The Subanon live a very simple life, a result not only of their cultural upbringing but also the deprivation of physical infrastructure that should provide basic services like communications, water and electricity.
Even if they live in an upland area where my temporary ordeal is just part of their daily routine, the Subanon people of Saad manage to make farmlands out of idle slopes, as well as get water from the nearby river for drinking and irrigation.
The limited influence of lowland culture may be gleaned from their manner of dressing. The Subanon men already wear shirts and pants, while the women don skirts or dusters. Their clothes, however, are predictably cheap and, at times, tattered. These are glaring manifestations of poverty in the area.
There is a basketball court in Saad, an indication that the Subanon have taken interest in the popular sport. Since there is no electricity, they only play in the morning when the heat of the sun is not as scorching as the late afternoon's.
(left) Children play in the basketball court of Barangay Saad very early in the morning.
(right) The Subanon of Barangay Saad wear ordinary clothing, part of the influence of lowland culture.
The Subanon hardly need to partake of cash to get what they need, though nature can prove to be an enemy during harvest seasons when production is low, which happens quite often.
The problem of low production, however, cannot just be blamed on the unpredictable changes in the weather, but also the lack of farm inputs. There are only four carabaos in the area, and most Subanon residents do not have plows and only use sundang (bladed weapon) and other simple tools for farming.
They cultivate the soil in groups in an age-old tradition called hunglos, where people tilling the land are divided into groups with three to 12 members each. They collectively help in cutting trees, as well as planting until harvesting of each member's land which normally spans one hectare. After working on one member's land, they then transfer to another member's, and so on until all the members' lands are attended to. Members of the group bring their own food, which they also willingly share to fellow members.
Of course, such ventures can only do so much given the inherent limitations of planting and harvesting in upland areas.
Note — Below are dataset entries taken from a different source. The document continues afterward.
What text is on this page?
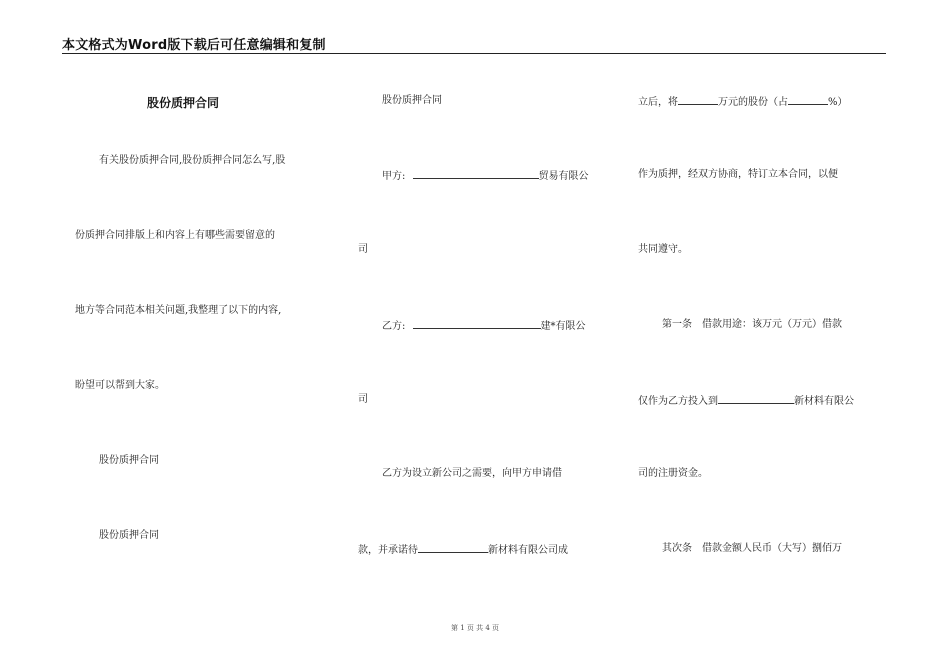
本文格式为Word版下载后可任意编辑和复制
股份质押合同
有关股份质押合同,股份质押合同怎么写,股
份质押合同排版上和内容上有哪些需要留意的
地方等合同范本相关问题,我整理了以下的内容,
盼望可以帮到大家。
股份质押合同
股份质押合同
股份质押合同
甲方:	贸易有限公
司
乙方:	建*有限公
司
乙方为设立新公司之需要，向甲方申请借
款，并承诺待	新材料有限公司成
立后，将	万元的股份（占	%）
作为质押，经双方协商，特订立本合同，以便
共同遵守。
第一条　借款用途：该万元（万元）借款
仅作为乙方投入到	新材料有限公
司的注册资金。
其次条　借款金额人民币（大写）捌佰万
第 1 页 共 4 页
Mindful of the shortcomings in providing for the consumption needs of the Subanon living there, the Balay Danggawan No'k Subanen (BADASU, Welcome Home of the Subanen), a non-government organization, embarked on a research project in early 2000 to analyze the problem of low production and to identify socioeconomic projects that would help solve this problem. Consequently, BADASU helped in providing indigenous seeds and teaching the Subanon people appropriate and sustainable upland farm technology.
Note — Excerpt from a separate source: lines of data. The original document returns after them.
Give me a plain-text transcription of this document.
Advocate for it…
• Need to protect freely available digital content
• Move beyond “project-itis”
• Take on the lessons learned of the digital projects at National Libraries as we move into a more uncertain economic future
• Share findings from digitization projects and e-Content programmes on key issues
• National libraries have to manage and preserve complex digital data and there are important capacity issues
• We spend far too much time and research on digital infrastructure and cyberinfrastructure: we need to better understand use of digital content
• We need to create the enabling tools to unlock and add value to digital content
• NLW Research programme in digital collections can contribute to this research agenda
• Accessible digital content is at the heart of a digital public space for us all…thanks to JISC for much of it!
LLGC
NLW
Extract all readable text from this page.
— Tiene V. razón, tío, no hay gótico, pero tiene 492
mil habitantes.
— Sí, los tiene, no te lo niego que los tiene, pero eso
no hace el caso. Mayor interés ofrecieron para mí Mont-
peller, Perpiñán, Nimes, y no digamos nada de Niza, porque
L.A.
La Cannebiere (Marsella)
The farming skills and techniques, as well as the use of indigenous seeds (e.g., rice, corn, coconut) and organic inputs (e.g., compost) do not conflict with their age-old cultural beliefs. These even help in making life a bit more comfortable in the upland community, though the Subanon still recognize the need to assert their rights and to fight for government's recognition of their ancestral domain.
What is important to note at this point is that the Subanon way of life is not affected and they do not see upland farm technology as a capitalist venture that would ensure profit. In other words, the support given to them is just for their consumption needs that could more or less help in their struggle for change.
The Timuay spreads part of the chicken's blood on my palm.
The Subanon had been very appreciative of the help given to them. I was humbled by the recognition of being an "adopted son" by the Timuay (village elder and leader). The latter led a ceremony highlighted by the killing of a chicken and spreading part of its blood on my right palm. The Timuay did this while chanting a prayer in the Subanon language.
The blood on my palm has already been washed away but as an old adage goes, the memory of being there remains. I left the area with renewed strength and a fresh perspective of life. Notwithstanding the ordeal of going there, it was quite an uplifting experience and I would not mind returning in the near future.